Friday, May 30, 2008
Cada vez que o táxi ficava em silêncio, e o motorista não via caminho para a conversa, engatava um esvaziado "tá certo, então!". Fiquei na dúvida se era um tique: vir um farol que eu tremia esperando o comentário. Até a hora em que o carro parou diante do prédio onde eu moro - depois de dar o dinheiro contado, me despedi: "tá certo, então?".
Monday, May 26, 2008
Tenho pensado na família que mora no prédio daqui detrás. Durante as horas que gasto com as traduções, sentado no computador, acompanho a alegria de cada aniversário - toda semana tem. "Parabéns, oh!, pra você, oh!, nessa data querida, oh!". Gozado esse "oh"! A família deve ser enorme. Primeiro, porque muita gente canta. Depois, já disse, é quase um por semana. E eu achava que isso tinha perdido sentido na última vela queimada em 92, quando a Letícia chorou no "muitas felicidades". Seus pais, meus tios, tinham se separado.Descendo a rua, pouco antes de chegar em casa, ouvi eles cantando de novo. "Pronto", pensei, "hoje descubro onde é que é". Parei na guarita do prédio de onde vinha o som: "é festa todo dia?". "Opa, rapaz, lógico. Só não sobra pedaço de bolo, acredita? O gerente do buffet aí não deixa dar nada". "Buffet?", assustei. "É, o Festa Fantasia ali debaixo".
Sunday, May 25, 2008
Mariano e o fascínio por aviões.
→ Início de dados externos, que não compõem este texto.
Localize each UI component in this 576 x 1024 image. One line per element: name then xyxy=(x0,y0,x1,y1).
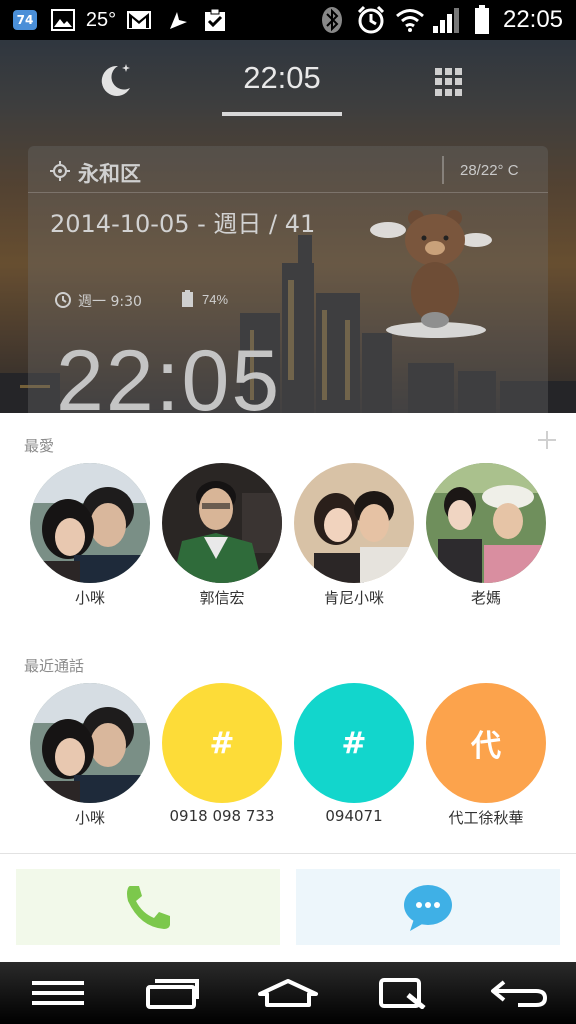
alarm-clock-icon xyxy=(54,290,72,308)
clipboard-check-icon xyxy=(200,0,230,40)
widget-tab-bar: 22:05 xyxy=(0,40,576,120)
favorite-contact[interactable]: 老媽 xyxy=(420,463,552,608)
chat-bubble-icon xyxy=(404,885,452,931)
recent-contact[interactable]: # 094071 xyxy=(288,683,420,825)
phone-icon xyxy=(127,886,170,929)
date-line: 2014-10-05 - 週日 / 41 xyxy=(50,210,316,238)
tab-clock[interactable]: 22:05 xyxy=(222,60,342,96)
battery-icon xyxy=(470,0,494,40)
favorite-contact[interactable]: 肯尼小咪 xyxy=(288,463,420,608)
favorite-contact[interactable]: 郭信宏 xyxy=(156,463,288,608)
avatar xyxy=(30,463,150,583)
home-widget: 22:05 永和区 28/22° C 2014-10-05 - 週日 / 41 xyxy=(0,40,576,413)
signal-icon xyxy=(430,0,464,40)
status-bar: 74 25° 22:05 xyxy=(0,0,576,40)
menu-icon[interactable] xyxy=(0,962,115,1024)
temperature-range: 28/22° C xyxy=(460,162,519,179)
bear-illustration xyxy=(368,206,498,346)
card-divider xyxy=(28,192,548,193)
favorite-contact[interactable]: 小咪 xyxy=(24,463,156,608)
avatar xyxy=(294,463,414,583)
avatar xyxy=(162,463,282,583)
grid-icon[interactable] xyxy=(435,68,463,96)
location-icon xyxy=(50,161,70,181)
recent-contact[interactable]: # 0918 098 733 xyxy=(156,683,288,825)
action-divider xyxy=(0,853,576,854)
message-button[interactable] xyxy=(296,869,560,945)
add-favorite-icon[interactable] xyxy=(537,430,557,450)
gmail-icon xyxy=(124,0,154,40)
next-alarm: 週一 9:30 xyxy=(78,294,142,310)
home-icon[interactable] xyxy=(230,962,345,1024)
android-notification-icon: 74 xyxy=(10,0,40,40)
avatar xyxy=(30,683,150,803)
contact-name: 肯尼小咪 xyxy=(323,589,384,607)
active-tab-indicator xyxy=(222,112,342,116)
card-separator xyxy=(442,156,444,184)
contact-name: 0918 098 733 xyxy=(169,807,275,825)
call-button[interactable] xyxy=(16,869,280,945)
contact-name: 老媽 xyxy=(470,589,501,607)
recent-contact[interactable]: 代 代工徐秋華 xyxy=(420,683,552,828)
bluetooth-icon xyxy=(318,0,346,40)
contacts-sheet: 最愛 小咪 郭信宏 肯尼小咪 老媽 最近通話 小咪 # 0918 098 733… xyxy=(0,413,576,962)
moon-icon[interactable] xyxy=(96,60,136,100)
status-clock: 22:05 xyxy=(502,6,564,33)
big-clock: 22:05 xyxy=(56,333,282,413)
contact-name: 094071 xyxy=(325,807,383,825)
recent-apps-icon[interactable] xyxy=(115,962,230,1024)
contact-name: 小咪 xyxy=(74,809,105,827)
contact-name: 代工徐秋華 xyxy=(448,809,524,827)
navigation-icon xyxy=(164,0,192,40)
letter-avatar: # xyxy=(294,683,414,803)
favorites-title: 最愛 xyxy=(24,437,55,455)
battery-level-icon xyxy=(182,290,193,307)
contact-name: 郭信宏 xyxy=(199,589,245,607)
battery-percent: 74% xyxy=(202,292,229,307)
letter-avatar: # xyxy=(162,683,282,803)
notification-count-badge: 74 xyxy=(13,10,37,30)
back-icon[interactable] xyxy=(461,962,576,1024)
contact-name: 小咪 xyxy=(74,589,105,607)
letter-avatar: 代 xyxy=(426,683,546,803)
location-name: 永和区 xyxy=(78,162,141,186)
recent-contact[interactable]: 小咪 xyxy=(24,683,156,828)
recent-calls-title: 最近通話 xyxy=(24,657,85,675)
weather-temperature: 25° xyxy=(85,8,117,31)
alarm-icon xyxy=(354,0,388,40)
qslide-icon[interactable] xyxy=(345,962,460,1024)
navigation-bar xyxy=(0,962,576,1024)
weather-card[interactable]: 永和区 28/22° C 2014-10-05 - 週日 / 41 週一 9:3… xyxy=(28,146,548,413)
avatar xyxy=(426,463,546,583)
wifi-icon xyxy=(394,0,426,40)
gallery-icon xyxy=(48,0,78,40)
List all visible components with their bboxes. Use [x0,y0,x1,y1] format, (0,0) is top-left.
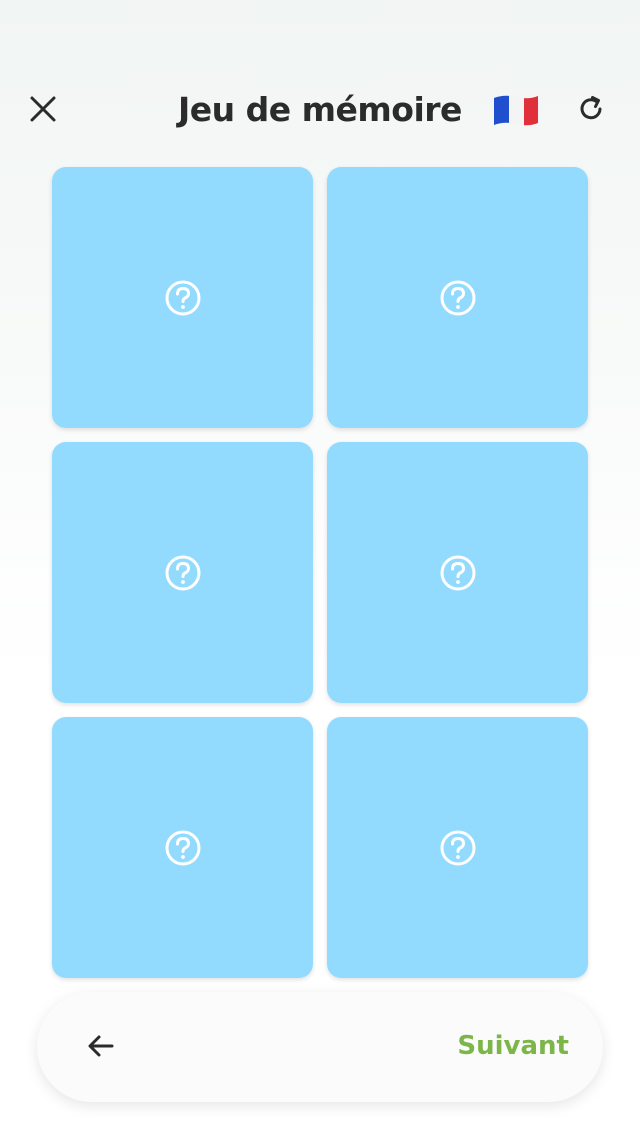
refresh-icon [580,96,602,120]
card-grid [52,167,589,978]
question-mark-icon [440,280,475,315]
arrow-left-icon [88,1035,114,1057]
memory-card[interactable] [52,717,313,978]
france-flag-icon [494,95,538,126]
memory-game-screen: Jeu de mémoire Suivant [0,0,640,1138]
language-button[interactable] [492,92,540,128]
header: Jeu de mémoire [0,72,640,148]
memory-card[interactable] [327,717,588,978]
close-icon [30,96,56,122]
memory-card[interactable] [327,167,588,428]
question-mark-icon [165,555,200,590]
question-mark-icon [165,830,200,865]
question-mark-icon [165,280,200,315]
close-button[interactable] [22,88,64,130]
question-mark-icon [440,830,475,865]
memory-card[interactable] [52,442,313,703]
memory-card[interactable] [52,167,313,428]
refresh-button[interactable] [570,88,612,130]
back-button[interactable] [81,1026,121,1066]
question-mark-icon [440,555,475,590]
memory-card[interactable] [327,442,588,703]
bottom-nav-bar: Suivant [37,992,603,1102]
next-button[interactable]: Suivant [457,1024,569,1068]
page-title: Jeu de mémoire [178,90,462,129]
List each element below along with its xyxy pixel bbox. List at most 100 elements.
Levou anos para entender por que aquela engenhoca gigantesca fica tão pequenininha no céu.
Monday, May 19, 2008
Não fosse a página 140 do livro, Rodrigus postaria num outro dia, sobre outro assunto...."Lo único que yo, a esas alturas del relato, comprendía perfectamente era que mi padre, en una actidud admirable en quien está al borde de la muerte, estaba inventando sin cesar, fiel a su constante necesidad de fabular. Ni la proximidad de la muerte le retraía de su gusto por contar historias. Y tuve la impresión de que deseaba legarme la casa de la ficción y la gracia de habitar en ella para siempre. Por eso, subiéndome en marcha a su carruaje de palabras, le dije de repente:- Sin duda me confunde usted con otro. Yo no soy su hijo. Y en cuanto a tía Consuelo no es más que un personaje inventado por mí.Me miró con cierta desazón hasta que por fin reaccionó. Vivamente emocionado, me apretó la mano y me dedicó una sonrisa feliz, la de quien está convencido de que su mensaje ha llegado a buen puerto. Junto al inventario de nostalgias, acababa de legarme la casa de las sombras eternas.Mi padre, que en otros tiempos había creído en tantas y tantas cosas para acabar desconfiando de todas ellas, me dejaba una única y definitiva fe: la de creer en una ficción que se sabe como ficción, saber que no existe nada más y que la exquisita verdad consiste en ser consciente de que se trata de una ficción y, sabiéndolo, creer en ella."(Enrique Vila-Matas)
Friday, May 16, 2008
Primeiro encontro no McDonald's? Caramba! Aconteceu; sessão lotada, vamos? Entramos, ué. Passei todo o meu número 6 pensando numa maneira de reverter o quadro, quem sabe um beijo mais romântico? Ixe, com molho tártaro e resto de batata no céu da boca? Então, e por muita sorte, que, vindo do banheiro, de uma seqüência de bochechos insossos, lembrei quando, num sábado de Pinacoteca, assim, escada, bem na minha frente, menina e menino, nem 16 anos, acho, brincando, pausa, vem com a mão, agora pára, e a gente desce, pé a pé, direito e esquerdo, coreografia, "juntinhos até na queda", disseram.
Monday, May 12, 2008
Daqui da mesa onde eu trabalho, vejo o final de tarde de quase todos os apartamentos do prédio da frente. Em dois deles, mais ou menos no quinto andar, a luz da sala tem um amarelo passado, meio amargo, se é que uma cor pode dar gosto. Quando fecho a porta e volto para casa, tudo semi-apagado, faço o caminho com medo de encontrar as cortinas do quarto abertas. (Vai que a Rose esquece). Hoje, faz nem 10 minutos, passei no Pão de Açúcar e comprei três lâmpadas azuis, sabor anis.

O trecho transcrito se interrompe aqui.